Headword:
Nauhyotl Teuhctlamacazquil.
Principal English Translation:
a person's name; there was a ruler of Culhuacan (the seventh ruler) who was named Nauhyotl Teuhctlamacazqui, who produced the son Acoltzin, who also ruled Culhuacan; Nauhyotl's son Acoltzin fought with Chimalpopoca, when he ruled Tenochtitlan.

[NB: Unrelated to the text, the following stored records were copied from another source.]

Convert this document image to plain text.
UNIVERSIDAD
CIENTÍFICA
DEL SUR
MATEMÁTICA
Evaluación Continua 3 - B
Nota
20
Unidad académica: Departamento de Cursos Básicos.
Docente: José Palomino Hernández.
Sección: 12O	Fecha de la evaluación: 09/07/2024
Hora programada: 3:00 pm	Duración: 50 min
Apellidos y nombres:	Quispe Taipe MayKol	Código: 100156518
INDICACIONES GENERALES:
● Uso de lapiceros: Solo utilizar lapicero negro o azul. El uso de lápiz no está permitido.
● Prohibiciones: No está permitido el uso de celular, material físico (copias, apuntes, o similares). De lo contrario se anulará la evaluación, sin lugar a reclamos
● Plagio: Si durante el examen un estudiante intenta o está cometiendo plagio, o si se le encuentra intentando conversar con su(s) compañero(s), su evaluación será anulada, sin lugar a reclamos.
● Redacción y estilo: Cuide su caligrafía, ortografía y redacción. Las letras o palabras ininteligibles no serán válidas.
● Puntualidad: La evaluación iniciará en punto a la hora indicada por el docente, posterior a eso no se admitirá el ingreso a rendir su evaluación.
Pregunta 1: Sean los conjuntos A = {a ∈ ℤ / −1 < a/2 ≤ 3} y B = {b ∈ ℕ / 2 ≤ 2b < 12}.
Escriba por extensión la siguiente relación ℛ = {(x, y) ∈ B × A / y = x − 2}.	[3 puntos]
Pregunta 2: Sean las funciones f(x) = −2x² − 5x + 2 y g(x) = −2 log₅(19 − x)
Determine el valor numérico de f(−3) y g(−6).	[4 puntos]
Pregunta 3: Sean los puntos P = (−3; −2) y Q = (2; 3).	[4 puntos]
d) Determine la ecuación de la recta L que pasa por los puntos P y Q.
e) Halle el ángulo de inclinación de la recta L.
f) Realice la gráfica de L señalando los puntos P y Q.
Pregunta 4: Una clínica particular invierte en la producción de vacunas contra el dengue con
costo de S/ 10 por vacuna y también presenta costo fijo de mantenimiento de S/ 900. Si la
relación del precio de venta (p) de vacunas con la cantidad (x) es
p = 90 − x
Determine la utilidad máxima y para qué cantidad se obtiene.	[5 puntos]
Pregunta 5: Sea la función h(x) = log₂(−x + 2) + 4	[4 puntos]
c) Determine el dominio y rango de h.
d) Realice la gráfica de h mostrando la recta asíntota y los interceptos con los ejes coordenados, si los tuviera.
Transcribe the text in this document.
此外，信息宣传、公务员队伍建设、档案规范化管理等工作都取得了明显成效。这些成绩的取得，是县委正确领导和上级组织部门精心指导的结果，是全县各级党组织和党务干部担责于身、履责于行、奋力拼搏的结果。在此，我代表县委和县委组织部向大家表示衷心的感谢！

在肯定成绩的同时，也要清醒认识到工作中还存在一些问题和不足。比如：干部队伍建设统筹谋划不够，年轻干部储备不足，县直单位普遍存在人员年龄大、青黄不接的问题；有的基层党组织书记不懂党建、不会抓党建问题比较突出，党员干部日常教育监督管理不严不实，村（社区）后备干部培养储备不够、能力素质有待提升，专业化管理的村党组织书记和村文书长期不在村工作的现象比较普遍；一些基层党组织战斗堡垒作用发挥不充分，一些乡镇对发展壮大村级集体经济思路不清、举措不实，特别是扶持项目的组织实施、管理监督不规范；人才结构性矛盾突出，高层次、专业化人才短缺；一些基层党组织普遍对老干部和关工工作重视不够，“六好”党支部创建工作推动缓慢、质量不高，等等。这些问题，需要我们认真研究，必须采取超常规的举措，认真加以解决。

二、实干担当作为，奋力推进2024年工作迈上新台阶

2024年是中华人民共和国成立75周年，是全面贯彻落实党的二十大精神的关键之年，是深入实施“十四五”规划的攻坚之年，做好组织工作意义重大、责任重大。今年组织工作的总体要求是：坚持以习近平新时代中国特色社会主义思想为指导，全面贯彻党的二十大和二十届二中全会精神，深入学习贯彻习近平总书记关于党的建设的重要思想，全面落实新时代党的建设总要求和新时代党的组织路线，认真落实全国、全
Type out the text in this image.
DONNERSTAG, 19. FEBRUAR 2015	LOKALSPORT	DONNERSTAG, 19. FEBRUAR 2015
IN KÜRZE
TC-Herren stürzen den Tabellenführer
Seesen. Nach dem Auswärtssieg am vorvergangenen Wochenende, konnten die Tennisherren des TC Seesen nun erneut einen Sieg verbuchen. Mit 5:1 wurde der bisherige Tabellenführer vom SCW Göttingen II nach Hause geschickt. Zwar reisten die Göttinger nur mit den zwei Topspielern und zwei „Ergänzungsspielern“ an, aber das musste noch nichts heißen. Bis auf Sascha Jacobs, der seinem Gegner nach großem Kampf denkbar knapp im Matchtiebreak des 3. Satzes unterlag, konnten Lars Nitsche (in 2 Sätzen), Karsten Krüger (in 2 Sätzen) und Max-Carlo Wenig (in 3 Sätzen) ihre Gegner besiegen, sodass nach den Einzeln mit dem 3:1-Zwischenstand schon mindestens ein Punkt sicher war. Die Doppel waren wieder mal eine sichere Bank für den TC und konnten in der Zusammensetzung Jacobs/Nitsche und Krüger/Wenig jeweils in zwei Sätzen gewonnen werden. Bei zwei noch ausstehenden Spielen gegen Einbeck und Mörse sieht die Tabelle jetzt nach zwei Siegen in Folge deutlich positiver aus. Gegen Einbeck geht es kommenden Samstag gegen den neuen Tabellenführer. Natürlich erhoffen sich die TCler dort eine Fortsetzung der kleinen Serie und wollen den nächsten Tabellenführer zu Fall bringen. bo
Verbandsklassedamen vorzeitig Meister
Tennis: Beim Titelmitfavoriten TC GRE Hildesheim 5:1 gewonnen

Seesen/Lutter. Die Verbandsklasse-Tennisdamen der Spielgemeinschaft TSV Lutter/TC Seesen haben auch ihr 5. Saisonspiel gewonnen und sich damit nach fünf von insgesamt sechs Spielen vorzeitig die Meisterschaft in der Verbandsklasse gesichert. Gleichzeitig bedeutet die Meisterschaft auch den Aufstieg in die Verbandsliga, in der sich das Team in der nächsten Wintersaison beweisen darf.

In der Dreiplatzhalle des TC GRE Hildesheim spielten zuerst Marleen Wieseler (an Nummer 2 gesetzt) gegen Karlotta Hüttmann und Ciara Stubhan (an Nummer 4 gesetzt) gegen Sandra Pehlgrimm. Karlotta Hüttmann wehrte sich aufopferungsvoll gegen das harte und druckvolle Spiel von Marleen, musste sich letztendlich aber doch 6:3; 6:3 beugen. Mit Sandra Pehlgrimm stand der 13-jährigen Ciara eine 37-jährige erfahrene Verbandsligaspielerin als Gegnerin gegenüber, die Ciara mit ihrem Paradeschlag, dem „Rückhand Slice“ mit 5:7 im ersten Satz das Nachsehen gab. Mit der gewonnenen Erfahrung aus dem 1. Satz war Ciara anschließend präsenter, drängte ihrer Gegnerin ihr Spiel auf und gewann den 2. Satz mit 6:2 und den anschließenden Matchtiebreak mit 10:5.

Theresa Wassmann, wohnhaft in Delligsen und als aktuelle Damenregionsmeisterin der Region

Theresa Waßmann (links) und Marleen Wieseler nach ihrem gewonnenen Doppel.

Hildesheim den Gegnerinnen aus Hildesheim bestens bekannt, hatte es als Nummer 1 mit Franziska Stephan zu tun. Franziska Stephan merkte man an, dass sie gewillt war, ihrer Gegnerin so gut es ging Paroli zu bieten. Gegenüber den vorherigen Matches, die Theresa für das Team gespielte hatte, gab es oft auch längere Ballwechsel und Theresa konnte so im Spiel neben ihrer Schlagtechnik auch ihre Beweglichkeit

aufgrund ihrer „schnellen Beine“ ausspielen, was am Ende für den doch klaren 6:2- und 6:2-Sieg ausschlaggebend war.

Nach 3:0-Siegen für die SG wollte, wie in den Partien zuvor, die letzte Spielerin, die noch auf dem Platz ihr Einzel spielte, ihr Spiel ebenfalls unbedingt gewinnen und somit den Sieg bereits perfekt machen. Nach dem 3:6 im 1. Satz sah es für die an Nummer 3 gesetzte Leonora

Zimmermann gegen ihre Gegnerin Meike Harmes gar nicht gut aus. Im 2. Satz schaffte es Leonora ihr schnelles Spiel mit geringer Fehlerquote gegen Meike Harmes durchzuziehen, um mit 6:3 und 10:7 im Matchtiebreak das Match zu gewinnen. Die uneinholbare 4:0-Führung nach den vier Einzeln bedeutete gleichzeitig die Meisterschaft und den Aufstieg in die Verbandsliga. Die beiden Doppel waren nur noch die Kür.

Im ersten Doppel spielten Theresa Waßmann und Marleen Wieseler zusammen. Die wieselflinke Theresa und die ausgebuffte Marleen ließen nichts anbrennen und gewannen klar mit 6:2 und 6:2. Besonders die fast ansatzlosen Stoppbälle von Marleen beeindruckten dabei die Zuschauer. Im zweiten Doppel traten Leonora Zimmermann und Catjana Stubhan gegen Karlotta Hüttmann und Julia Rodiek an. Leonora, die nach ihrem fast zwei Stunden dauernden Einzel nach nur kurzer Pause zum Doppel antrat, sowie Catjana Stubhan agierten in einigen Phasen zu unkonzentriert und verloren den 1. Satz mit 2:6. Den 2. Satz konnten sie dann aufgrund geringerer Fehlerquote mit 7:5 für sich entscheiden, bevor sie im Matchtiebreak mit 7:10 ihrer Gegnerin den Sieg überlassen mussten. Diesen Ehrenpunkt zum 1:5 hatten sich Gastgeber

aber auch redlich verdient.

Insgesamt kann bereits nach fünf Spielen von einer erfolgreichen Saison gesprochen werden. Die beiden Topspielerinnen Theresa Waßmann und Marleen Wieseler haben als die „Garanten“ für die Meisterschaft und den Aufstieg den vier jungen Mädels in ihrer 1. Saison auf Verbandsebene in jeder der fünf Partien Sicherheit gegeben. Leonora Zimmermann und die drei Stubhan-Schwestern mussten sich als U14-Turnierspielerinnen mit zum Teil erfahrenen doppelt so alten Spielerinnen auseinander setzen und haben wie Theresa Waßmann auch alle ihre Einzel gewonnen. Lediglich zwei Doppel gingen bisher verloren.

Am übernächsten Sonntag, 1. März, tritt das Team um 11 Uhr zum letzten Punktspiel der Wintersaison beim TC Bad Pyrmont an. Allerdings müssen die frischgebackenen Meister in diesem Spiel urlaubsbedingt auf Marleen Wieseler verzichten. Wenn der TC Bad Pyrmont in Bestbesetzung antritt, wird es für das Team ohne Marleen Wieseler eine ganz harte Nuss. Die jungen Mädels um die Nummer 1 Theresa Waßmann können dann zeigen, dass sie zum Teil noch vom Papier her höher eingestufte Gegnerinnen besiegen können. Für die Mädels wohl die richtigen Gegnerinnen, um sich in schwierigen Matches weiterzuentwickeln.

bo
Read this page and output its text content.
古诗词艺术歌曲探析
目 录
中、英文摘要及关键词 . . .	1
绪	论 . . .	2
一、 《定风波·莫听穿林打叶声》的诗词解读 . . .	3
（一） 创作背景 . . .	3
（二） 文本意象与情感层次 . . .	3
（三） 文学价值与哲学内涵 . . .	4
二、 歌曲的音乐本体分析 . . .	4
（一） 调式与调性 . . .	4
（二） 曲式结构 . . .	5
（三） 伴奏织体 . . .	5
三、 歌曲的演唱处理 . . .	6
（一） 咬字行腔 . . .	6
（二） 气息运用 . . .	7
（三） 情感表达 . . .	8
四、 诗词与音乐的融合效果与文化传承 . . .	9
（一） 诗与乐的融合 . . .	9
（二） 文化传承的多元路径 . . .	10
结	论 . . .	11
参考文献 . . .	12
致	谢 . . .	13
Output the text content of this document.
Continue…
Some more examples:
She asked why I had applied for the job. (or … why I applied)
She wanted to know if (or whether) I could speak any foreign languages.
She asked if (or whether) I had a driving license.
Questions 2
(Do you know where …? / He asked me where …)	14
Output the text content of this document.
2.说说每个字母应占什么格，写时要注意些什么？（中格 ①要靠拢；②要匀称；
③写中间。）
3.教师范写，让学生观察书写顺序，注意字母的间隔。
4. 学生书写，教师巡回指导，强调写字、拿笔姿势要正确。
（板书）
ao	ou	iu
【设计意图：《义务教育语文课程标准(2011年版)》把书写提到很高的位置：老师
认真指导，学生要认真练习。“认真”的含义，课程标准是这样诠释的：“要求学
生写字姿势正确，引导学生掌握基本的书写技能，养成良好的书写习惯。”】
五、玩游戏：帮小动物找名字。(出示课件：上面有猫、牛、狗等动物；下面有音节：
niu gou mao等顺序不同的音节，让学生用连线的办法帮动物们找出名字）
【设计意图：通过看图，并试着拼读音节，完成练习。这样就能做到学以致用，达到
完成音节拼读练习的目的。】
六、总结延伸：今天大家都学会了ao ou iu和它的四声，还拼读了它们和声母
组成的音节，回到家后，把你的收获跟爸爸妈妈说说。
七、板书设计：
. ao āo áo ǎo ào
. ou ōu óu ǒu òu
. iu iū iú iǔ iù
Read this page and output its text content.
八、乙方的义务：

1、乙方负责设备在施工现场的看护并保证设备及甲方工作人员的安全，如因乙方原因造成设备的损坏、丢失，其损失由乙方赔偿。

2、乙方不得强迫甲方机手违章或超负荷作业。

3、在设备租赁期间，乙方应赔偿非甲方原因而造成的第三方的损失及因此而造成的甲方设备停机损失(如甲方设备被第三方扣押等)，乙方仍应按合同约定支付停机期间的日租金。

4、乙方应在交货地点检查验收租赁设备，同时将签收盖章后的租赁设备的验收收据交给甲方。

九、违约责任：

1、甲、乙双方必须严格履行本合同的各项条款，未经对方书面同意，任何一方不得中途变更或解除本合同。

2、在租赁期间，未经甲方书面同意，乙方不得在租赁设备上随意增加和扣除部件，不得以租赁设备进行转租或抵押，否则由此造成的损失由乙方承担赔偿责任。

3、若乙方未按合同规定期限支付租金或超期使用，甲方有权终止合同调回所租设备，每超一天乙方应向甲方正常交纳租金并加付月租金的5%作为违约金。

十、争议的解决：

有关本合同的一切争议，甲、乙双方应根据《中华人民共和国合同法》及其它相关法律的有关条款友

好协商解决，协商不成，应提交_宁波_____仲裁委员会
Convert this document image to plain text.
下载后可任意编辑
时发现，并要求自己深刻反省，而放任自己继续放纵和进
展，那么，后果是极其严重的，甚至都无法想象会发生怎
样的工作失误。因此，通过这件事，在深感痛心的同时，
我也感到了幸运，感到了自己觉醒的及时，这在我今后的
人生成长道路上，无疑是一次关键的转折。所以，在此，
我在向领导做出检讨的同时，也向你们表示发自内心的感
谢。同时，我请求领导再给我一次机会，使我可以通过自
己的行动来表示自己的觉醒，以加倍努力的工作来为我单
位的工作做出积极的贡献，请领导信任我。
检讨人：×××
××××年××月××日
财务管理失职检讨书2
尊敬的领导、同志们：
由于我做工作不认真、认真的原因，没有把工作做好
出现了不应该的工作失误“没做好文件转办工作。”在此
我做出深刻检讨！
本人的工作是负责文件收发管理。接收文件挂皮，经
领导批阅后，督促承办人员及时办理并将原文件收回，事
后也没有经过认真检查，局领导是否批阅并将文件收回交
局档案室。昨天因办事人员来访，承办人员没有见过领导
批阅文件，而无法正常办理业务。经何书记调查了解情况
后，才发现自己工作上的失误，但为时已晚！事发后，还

Codex Chimalpahin: Society and Politics in Mexico Tenochtitlan, Tlatelolco, Culhuacan, and Other Nahuatl Altepetl in Central Mexico; The Nahuatl and Spanish Annals and Accounts Collected and Recorded by don Domingo de San Antón Muñón Chimalpahin Quauhtlehuanitzin, eds. and transl. Arthur J. O. Anderson and Susan Schroeder (Norman: University of Oklahoma Press, 1997), vol. 2, 90–91, 106–107.
Orthographic Variants:
Nauhyotl Tecuhtlamacazqui
Attestations from sources in English:
yniqueyty ytoca nauhyotli = The third is named Nauhyotl. (Cuernavaca region, ca. 1540s)
The Book of Tributes: Early Sixteenth-Century Nahuatl Censuses from Morelos, ed. and transl. S. L. Cline, (Los Angeles: UCLA Latin American Center Publications, 1993), 112–113.